DEAR SIR: Peter Young’s recent revelations about the sorry state of agricultural credit in Ireland prompts the following question: what do Ireland and North Korea have in common? Answer: They are the only two countries on the planet who do not have an agricultural bank.

Irish farmers are now thrown in with some very strange company indeed. Even Angola, Zimbabwe, Ethiopia, Vietnam and Outer Mongolia have their own agricultural banks. Peter Young’s analysis of the current farm credit crises lifts the lid on one of the biggest scandals in the history of Irish agriculture (Irish Farmers Journal 26 March 2016). Vulture capital funds have replaced venture capital funds. Peter’s exposé of these realities should be compulsory reading for the next ministers for finance and agriculture – before they get their seals of office from President Higgins.

It was not always like this in Ireland. Nearly 100 years ago, one of the first priorities of the new Irish State was to support the country’s farmers. Our first ministers for agriculture and finance – Michael Collins, Ernest Blythe and Paddy Hogan – knew what they had to do. Specifically, they knew that a reliable source of agricultural credit was one of the first steps in the essential process of nation-building.

Therefore, in 1927 they set up the Agricultural Credit Corporation (ACC). For the next 75 years, the ACC was a vital cog in the wheel of Irish agricultural development. But in 2002, the government of the day decided we didn’t need a State-owned agricultural bank any longer. Lending priorities changed from lending to farmers to lending to builders and there the problems started.

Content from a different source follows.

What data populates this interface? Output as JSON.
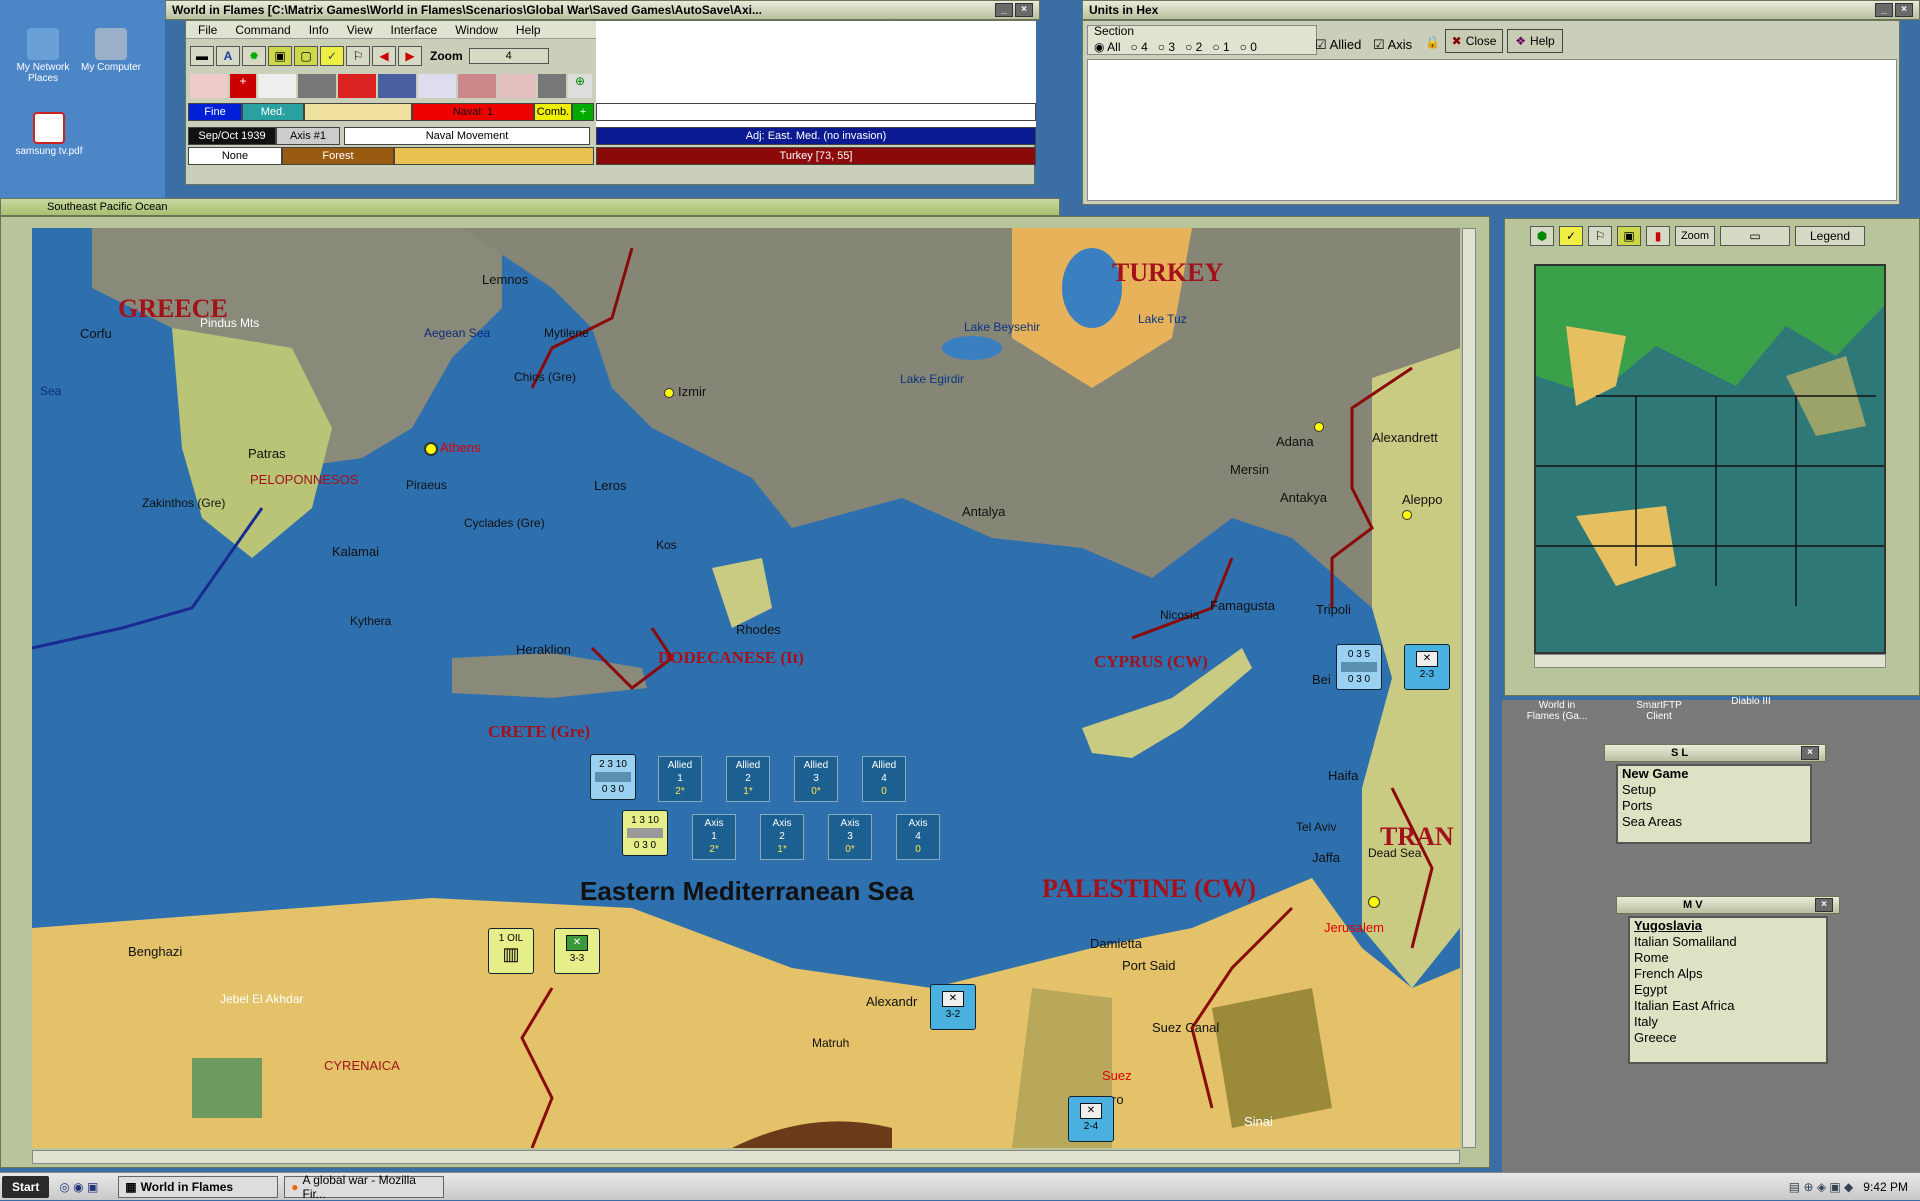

The ACC was privatised and sold off to the Dutch Group, Rabobank. Within a few years, hundreds of millions of euro were lost and written off. This was a new experience for the ACC. In the good old days of lending to Irish farmers, losses and debt write-offs were unheard of. It didn’t take long for Rabobank to consider its position. A decision to close down ACC and leave Ireland in a hurry set Irish agricultural credit services back 100 years. Most surprisingly, the only people who tried to stop any of this were the ACC staff trade unions, SIPTU and UNITE. No government agency or farm organisation ever raised an objection or question about what was going on in ACC/Rabobank.

We are now heading into a decade of celebrating events which started in 1916. Perhaps, as a nation, we should also remember the first national economic development actions implemented by our fledging State, nearly 100 years ago. Would it be asking too much that some of these constructive agricultural development actions might be repeated in 2016? Is it now high time for ACC mark two?

If it is consistent with its economic policies in Africa and southeast Asia, even the IMF could not object to this.